By taking very specific steps, you can significantly accelerate your discovery and response.

1.            Create a unified threat picture

Point solutions work well working alone, but they cannot determine connections between events. Not only that, more sophisticated cyber-attacks leverage the gaps between systems to create a phased attack. Instead of depending on multiple products addressing specific attack vectors independently, you need a system that allows point solutions to communicate with each other. Ensure the systems work together holistically, sharing information. This leads us to:

2.            Mind the gap

This particular step does require an investment of either money or development resources. Examine your current security infrastructure. Where are the holes? Prioritize your vulnerabilities so you can add systems that fill those holes – or invest in a single system that detects and investigates across your entire IT environment that can then combine and share information and discover the attacks that would otherwise fall between the cracks.

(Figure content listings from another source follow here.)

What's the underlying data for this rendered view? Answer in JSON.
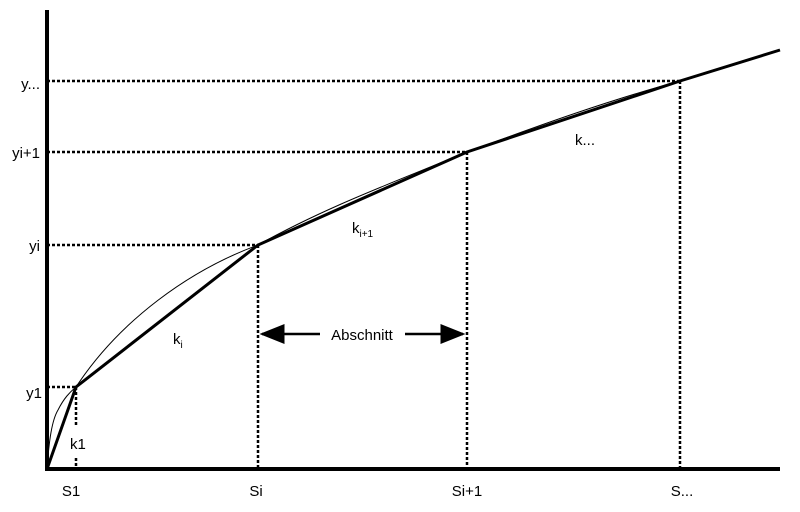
{
  "diagram": {
    "y_labels": [
      "y...",
      "yi+1",
      "yi",
      "y1"
    ],
    "x_labels": [
      "S1",
      "Si",
      "Si+1",
      "S..."
    ],
    "segment_labels": {
      "k1": "k1",
      "ki_base": "k",
      "ki_sub": "i",
      "ki1_base": "k",
      "ki1_sub": "i+1",
      "kdots": "k..."
    },
    "interval_label": "Abschnitt",
    "colors": {
      "line": "#000000",
      "background": "#ffffff"
    }
  }
}
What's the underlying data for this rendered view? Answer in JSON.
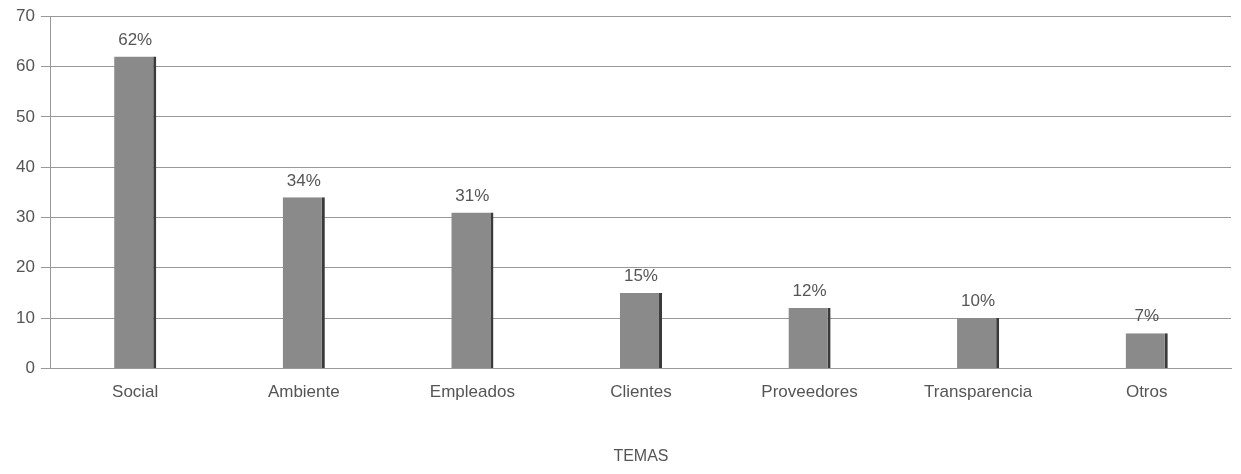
{
  "chart_data": {
    "type": "bar",
    "xlabel": "TEMAS",
    "categories": [
      "Social",
      "Ambiente",
      "Empleados",
      "Clientes",
      "Proveedores",
      "Transparencia",
      "Otros"
    ],
    "values": [
      62,
      34,
      31,
      15,
      12,
      10,
      7
    ],
    "value_labels": [
      "62%",
      "34%",
      "31%",
      "15%",
      "12%",
      "10%",
      "7%"
    ],
    "color": "#8a8a8a",
    "ylim": [
      0,
      70
    ],
    "yticks": [
      0,
      10,
      20,
      30,
      40,
      50,
      60,
      70
    ],
    "grid": "y",
    "legend": false
  }
}
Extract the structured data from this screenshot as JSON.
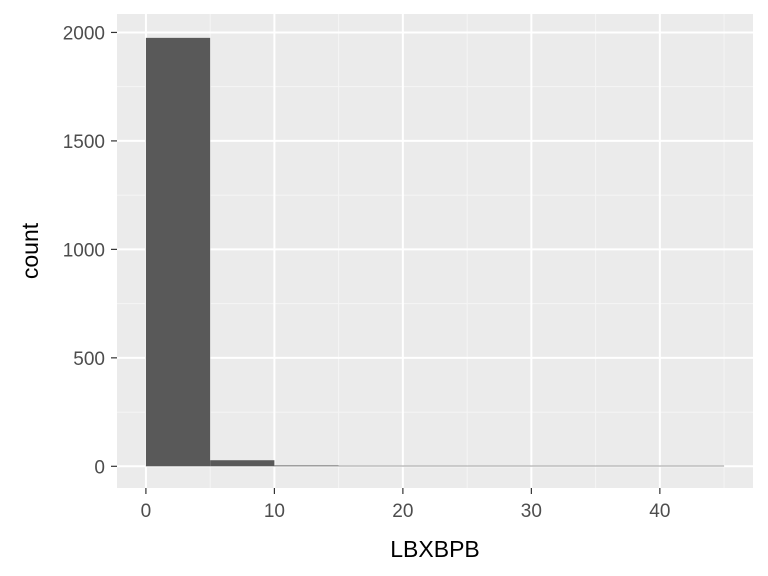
{
  "chart_data": {
    "type": "bar",
    "subtype": "histogram",
    "xlabel": "LBXBPB",
    "ylabel": "count",
    "xlim": [
      -2.25,
      47.25
    ],
    "ylim": [
      -100,
      2085
    ],
    "x_ticks": [
      0,
      10,
      20,
      30,
      40
    ],
    "x_tick_labels": [
      "0",
      "10",
      "20",
      "30",
      "40"
    ],
    "y_ticks": [
      0,
      500,
      1000,
      1500,
      2000
    ],
    "y_tick_labels": [
      "0",
      "500",
      "1000",
      "1500",
      "2000"
    ],
    "grid": true,
    "bins": [
      {
        "x0": 0,
        "x1": 5,
        "count": 1975
      },
      {
        "x0": 5,
        "x1": 10,
        "count": 28
      },
      {
        "x0": 10,
        "x1": 15,
        "count": 4
      },
      {
        "x0": 15,
        "x1": 20,
        "count": 0
      },
      {
        "x0": 20,
        "x1": 25,
        "count": 0
      },
      {
        "x0": 25,
        "x1": 30,
        "count": 0
      },
      {
        "x0": 30,
        "x1": 35,
        "count": 0
      },
      {
        "x0": 35,
        "x1": 40,
        "count": 0
      },
      {
        "x0": 40,
        "x1": 45,
        "count": 0
      }
    ],
    "colors": {
      "panel": "#ebebeb",
      "grid_major": "#ffffff",
      "grid_minor": "#f5f5f5",
      "bar": "#595959"
    }
  }
}
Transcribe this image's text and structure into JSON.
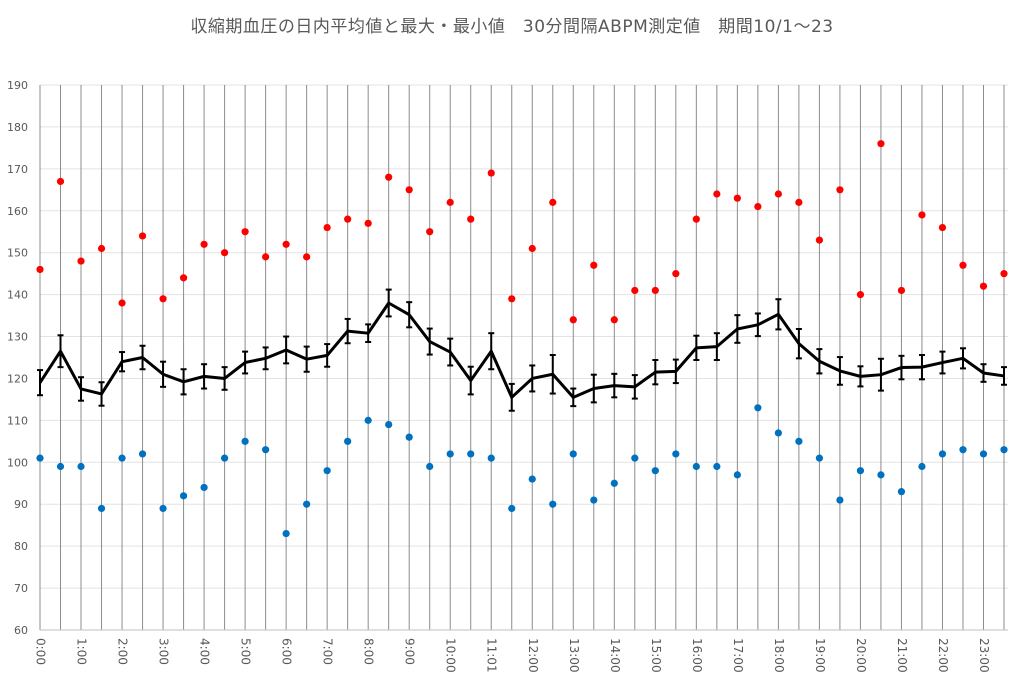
{
  "chart_data": {
    "type": "line",
    "title": "収縮期血圧の日内平均値と最大・最小値　30分間隔ABPM測定値　期間10/1～23",
    "xlabel": "",
    "ylabel": "",
    "ylim": [
      60,
      190
    ],
    "yticks": [
      60,
      70,
      80,
      90,
      100,
      110,
      120,
      130,
      140,
      150,
      160,
      170,
      180,
      190
    ],
    "grid": true,
    "x": [
      "0:00",
      "0:30",
      "1:00",
      "1:30",
      "2:00",
      "2:30",
      "3:00",
      "3:30",
      "4:00",
      "4:30",
      "5:00",
      "5:30",
      "6:00",
      "6:30",
      "7:00",
      "7:30",
      "8:00",
      "8:30",
      "9:00",
      "9:30",
      "10:00",
      "10:30",
      "11:01",
      "11:30",
      "12:00",
      "12:30",
      "13:00",
      "13:30",
      "14:00",
      "14:30",
      "15:00",
      "15:30",
      "16:00",
      "16:30",
      "17:00",
      "17:30",
      "18:00",
      "18:30",
      "19:00",
      "19:30",
      "20:00",
      "20:30",
      "21:00",
      "21:30",
      "22:00",
      "22:30",
      "23:00",
      "23:30"
    ],
    "xtick_labels": [
      "0:00",
      "1:00",
      "2:00",
      "3:00",
      "4:00",
      "5:00",
      "6:00",
      "7:00",
      "8:00",
      "9:00",
      "10:00",
      "11:01",
      "12:00",
      "13:00",
      "14:00",
      "15:00",
      "16:00",
      "17:00",
      "18:00",
      "19:00",
      "20:00",
      "21:00",
      "22:00",
      "23:00"
    ],
    "series": [
      {
        "name": "mean",
        "color": "#000000",
        "style": "line-errorbars",
        "values": [
          119,
          126.5,
          117.5,
          116.3,
          124,
          125,
          121,
          119.2,
          120.5,
          120,
          123.8,
          124.8,
          126.8,
          124.6,
          125.5,
          131.3,
          130.8,
          138,
          135.2,
          128.8,
          126.3,
          119.5,
          126.5,
          115.5,
          120,
          121,
          115.5,
          117.6,
          118.3,
          118,
          121.5,
          121.7,
          127.3,
          127.6,
          131.8,
          132.8,
          135.3,
          128.3,
          124.1,
          121.8,
          120.5,
          120.9,
          122.6,
          122.7,
          123.8,
          124.8,
          121.3,
          120.6
        ],
        "errors": [
          3,
          3.8,
          2.8,
          2.8,
          2.3,
          2.8,
          3,
          3,
          2.9,
          2.7,
          2.6,
          2.6,
          3.2,
          3,
          2.7,
          2.9,
          2.1,
          3.2,
          3,
          3.1,
          3.2,
          3.3,
          4.3,
          3.2,
          3.1,
          4.6,
          2.1,
          3.3,
          2.8,
          2.8,
          2.9,
          2.8,
          2.9,
          3.2,
          3.3,
          2.7,
          3.6,
          3.5,
          2.9,
          3.3,
          2.4,
          3.8,
          2.8,
          2.9,
          2.6,
          2.4,
          2.1,
          2.1
        ]
      },
      {
        "name": "max",
        "color": "#ff0000",
        "style": "marker",
        "values": [
          146,
          167,
          148,
          151,
          138,
          154,
          139,
          144,
          152,
          150,
          155,
          149,
          152,
          149,
          156,
          158,
          157,
          168,
          165,
          155,
          162,
          158,
          169,
          139,
          151,
          162,
          134,
          147,
          134,
          141,
          141,
          145,
          158,
          164,
          163,
          161,
          164,
          162,
          153,
          165,
          140,
          176,
          141,
          159,
          156,
          147,
          142,
          145
        ]
      },
      {
        "name": "min",
        "color": "#0070c0",
        "style": "marker",
        "values": [
          101,
          99,
          99,
          89,
          101,
          102,
          89,
          92,
          94,
          101,
          105,
          103,
          83,
          90,
          98,
          105,
          110,
          109,
          106,
          99,
          102,
          102,
          101,
          89,
          96,
          90,
          102,
          91,
          95,
          101,
          98,
          102,
          99,
          99,
          97,
          113,
          107,
          105,
          101,
          91,
          98,
          97,
          93,
          99,
          102,
          103,
          102,
          103
        ]
      }
    ]
  }
}
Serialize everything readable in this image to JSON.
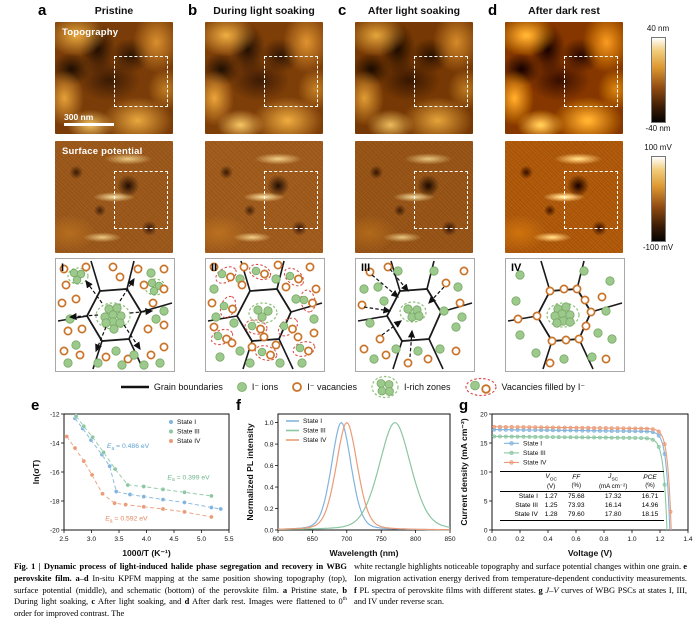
{
  "figure": {
    "top": {
      "letters": [
        "a",
        "b",
        "c",
        "d"
      ],
      "titles": [
        "Pristine",
        "During light soaking",
        "After light soaking",
        "After dark rest"
      ],
      "row1_label": "Topography",
      "row2_label": "Surface potential",
      "scalebar_label": "300 nm",
      "colorbar_topo": {
        "top": "40 nm",
        "bottom": "-40 nm"
      },
      "colorbar_potential": {
        "top": "100 mV",
        "bottom": "-100 mV"
      },
      "schematic_labels": [
        "I",
        "II",
        "III",
        "IV"
      ]
    },
    "bottom": {
      "letters": [
        "e",
        "f",
        "g"
      ]
    }
  },
  "legend": {
    "items": [
      "Grain boundaries",
      "I⁻ ions",
      "I⁻ vacancies",
      "I-rich zones",
      "Vacancies filled by I⁻"
    ]
  },
  "colors": {
    "state1": "#82b4dd",
    "state3": "#8cc6a2",
    "state4": "#eb9b77",
    "ion_fill": "#9cc98c",
    "ion_stroke": "#79a967",
    "vacancy": "#c9742a",
    "irich": "#8bc177",
    "filled": "#d9534f",
    "boundary": "#1a1a1a"
  },
  "chart_data": [
    {
      "id": "e",
      "type": "scatter",
      "xlabel": "1000/T (K⁻¹)",
      "ylabel": "ln(σT)",
      "xlim": [
        2.5,
        5.5
      ],
      "ylim": [
        -20,
        -12
      ],
      "xticks": [
        2.5,
        3.0,
        3.5,
        4.0,
        4.5,
        5.0,
        5.5
      ],
      "yticks": [
        -12,
        -14,
        -16,
        -18,
        -20
      ],
      "legend_position": "top-right",
      "series": [
        {
          "name": "State I",
          "color": "#82b4dd",
          "points": [
            [
              2.7,
              -12.3
            ],
            [
              2.84,
              -13.0
            ],
            [
              2.99,
              -13.8
            ],
            [
              3.19,
              -14.8
            ],
            [
              3.33,
              -15.6
            ],
            [
              3.45,
              -17.35
            ],
            [
              3.7,
              -17.55
            ],
            [
              3.95,
              -17.7
            ],
            [
              4.3,
              -17.9
            ],
            [
              4.69,
              -18.1
            ],
            [
              5.18,
              -18.45
            ],
            [
              5.35,
              -18.55
            ]
          ]
        },
        {
          "name": "State III",
          "color": "#8cc6a2",
          "points": [
            [
              2.72,
              -12.15
            ],
            [
              2.86,
              -12.85
            ],
            [
              3.02,
              -13.6
            ],
            [
              3.22,
              -14.65
            ],
            [
              3.43,
              -15.8
            ],
            [
              3.66,
              -16.9
            ],
            [
              3.95,
              -17.0
            ],
            [
              4.3,
              -17.2
            ],
            [
              4.69,
              -17.4
            ],
            [
              5.18,
              -17.65
            ]
          ]
        },
        {
          "name": "State IV",
          "color": "#eb9b77",
          "points": [
            [
              2.55,
              -13.55
            ],
            [
              2.7,
              -14.35
            ],
            [
              2.86,
              -15.25
            ],
            [
              3.01,
              -16.2
            ],
            [
              3.2,
              -17.5
            ],
            [
              3.42,
              -18.15
            ],
            [
              3.62,
              -18.25
            ],
            [
              3.95,
              -18.4
            ],
            [
              4.3,
              -18.55
            ],
            [
              4.69,
              -18.75
            ],
            [
              5.18,
              -19.1
            ]
          ]
        }
      ],
      "annotations": [
        {
          "ea_value": "0.486 eV",
          "x": 3.28,
          "y": -14.35,
          "color": "#5e9fd0"
        },
        {
          "ea_value": "0.399 eV",
          "x": 4.38,
          "y": -16.5,
          "color": "#6cb58a"
        },
        {
          "ea_value": "0.592 eV",
          "x": 3.25,
          "y": -19.35,
          "color": "#e4855b"
        }
      ]
    },
    {
      "id": "f",
      "type": "line",
      "xlabel": "Wavelength (nm)",
      "ylabel": "Normalized PL intensity",
      "xlim": [
        600,
        850
      ],
      "ylim": [
        0,
        1.08
      ],
      "xticks": [
        600,
        650,
        700,
        750,
        800,
        850
      ],
      "yticks": [
        0.0,
        0.2,
        0.4,
        0.6,
        0.8,
        1.0
      ],
      "legend_position": "top-left",
      "series": [
        {
          "name": "State I",
          "color": "#82b4dd",
          "peak_nm": 692,
          "width_nm": 15,
          "peak_value": 1.0
        },
        {
          "name": "State III",
          "color": "#8cc6a2",
          "peak_nm": 770,
          "width_nm": 24,
          "peak_value": 1.0
        },
        {
          "name": "State IV",
          "color": "#eb9b77",
          "peak_nm": 700,
          "width_nm": 16,
          "peak_value": 1.0
        }
      ]
    },
    {
      "id": "g",
      "type": "line",
      "xlabel": "Voltage (V)",
      "ylabel": "Current density (mA cm⁻²)",
      "xlim": [
        0,
        1.4
      ],
      "ylim": [
        0,
        20
      ],
      "xticks": [
        0.0,
        0.2,
        0.4,
        0.6,
        0.8,
        1.0,
        1.2,
        1.4
      ],
      "yticks": [
        0,
        5,
        10,
        15,
        20
      ],
      "legend_position": "left-middle",
      "series": [
        {
          "name": "State I",
          "color": "#82b4dd",
          "voc": 1.27,
          "jsc": 17.32
        },
        {
          "name": "State III",
          "color": "#8cc6a2",
          "voc": 1.25,
          "jsc": 16.14
        },
        {
          "name": "State IV",
          "color": "#eb9b77",
          "voc": 1.28,
          "jsc": 17.8
        }
      ],
      "table": {
        "columns": [
          {
            "sym": "V",
            "sub": "OC",
            "unit": "(V)"
          },
          {
            "sym": "FF",
            "sub": "",
            "unit": "(%)"
          },
          {
            "sym": "J",
            "sub": "SC",
            "unit": "(mA cm⁻²)"
          },
          {
            "sym": "PCE",
            "sub": "",
            "unit": "(%)"
          }
        ],
        "row_headers": [
          "State I",
          "State III",
          "State IV"
        ],
        "values": [
          [
            "1.27",
            "75.68",
            "17.32",
            "16.71"
          ],
          [
            "1.25",
            "73.93",
            "16.14",
            "14.96"
          ],
          [
            "1.28",
            "79.60",
            "17.80",
            "18.15"
          ]
        ]
      }
    }
  ],
  "caption": {
    "left_runs": [
      {
        "t": "Fig. 1 | Dynamic process of light-induced halide phase segregation and recovery in WBG perovskite film. ",
        "b": true
      },
      {
        "t": "a",
        "b": true
      },
      {
        "t": "–"
      },
      {
        "t": "d",
        "b": true
      },
      {
        "t": " In-situ KPFM mapping at the same position showing topography (top), surface potential (middle), and schematic (bottom) of the perovskite film. "
      },
      {
        "t": "a",
        "b": true
      },
      {
        "t": " Pristine state, "
      },
      {
        "t": "b",
        "b": true
      },
      {
        "t": " During light soaking, "
      },
      {
        "t": "c",
        "b": true
      },
      {
        "t": " After light soaking, and "
      },
      {
        "t": "d",
        "b": true
      },
      {
        "t": " After dark rest. Images were flattened to 0"
      },
      {
        "t": "th",
        "sup": true
      },
      {
        "t": " order for improved contrast. The"
      }
    ],
    "right_runs": [
      {
        "t": "white rectangle highlights noticeable topography and surface potential changes within one grain. "
      },
      {
        "t": "e",
        "b": true
      },
      {
        "t": " Ion migration activation energy derived from temperature-dependent conductivity measurements. "
      },
      {
        "t": "f",
        "b": true
      },
      {
        "t": " PL spectra of perovskite films with different states. "
      },
      {
        "t": "g",
        "b": true
      },
      {
        "t": " "
      },
      {
        "t": "J–V",
        "i": true
      },
      {
        "t": " curves of WBG PSCs at states I, III, and IV under reverse scan."
      }
    ]
  }
}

3.            Gather your data wisely

Trying to respond to every alert from every single system is one sure way to guarantee that sophisticated breaches will go undetected. The sheer volume overwhelms your cyber analyst team quickly, rendering it ineffectual. Most technologies allow you to implement alerting and reporting rules. Take the time to create tipping points for security notifications so your team does not receive every alert, and invest in a solution that intelligently cross-references alerts to confirm or refute anomalies.

4.            Think AI

Artificial intelligence, machine learning, security analytics - whatever you call it, it’s critical to today’s security environment. Even with a rules-based system, false positives are more common than not. By adding in analytical component that tries to mimic the behavior of an analyst, you can ensure that more and more false positives will be eliminated and your security analysts will receive only the most relevant cases to investigate.

5.            Streamline your forensics

Confusing forensics tools are another issue that’s going to slow down your investigation process. Most likely your forensics tools are sitting unused until your incident response consultants can be brought in. If you have your own forensics team, they are probably overwhelmed with the volume of data within the system and cannot find the right information they need. Organizations need forensics solutions that deliver exactly the data necessary to understand a specific alert, incident, and ultimately the full attack storyline.

6.            Strengthen team communications

Your system is only as strong as your weakest link, which is why communications among your analysts is most critical. Your security personnel work in shifts, and the person taking over the next shift must be aware of exactly what the current threat status is and what has been achieved during the previous nine hours.  Solutions that make it easier to document, report and share information are critical to accelerating investigations and concluding them successfully.

7.            Learn from your discoveries

Once you discover a threat, be sure to block it across all of your security solutions to prevent similar attacks. Take advantage of automated response if it is feasible in your organization, or a ticketing system if it is not. Share intelligence with other organizations to help the industry fight cybercrime.

8.            Get automated

 When adding new tools, seek out products that have a significant level of automation. The more your security system can do automatically, the more your cyber analysts will be able to focus on the critical incidents. Don’t settle for solutions that merely automate the most routine, simple tasks. Look for ways to automate the complex cyber investigations that are taking up the lions’ share of your teams’ time.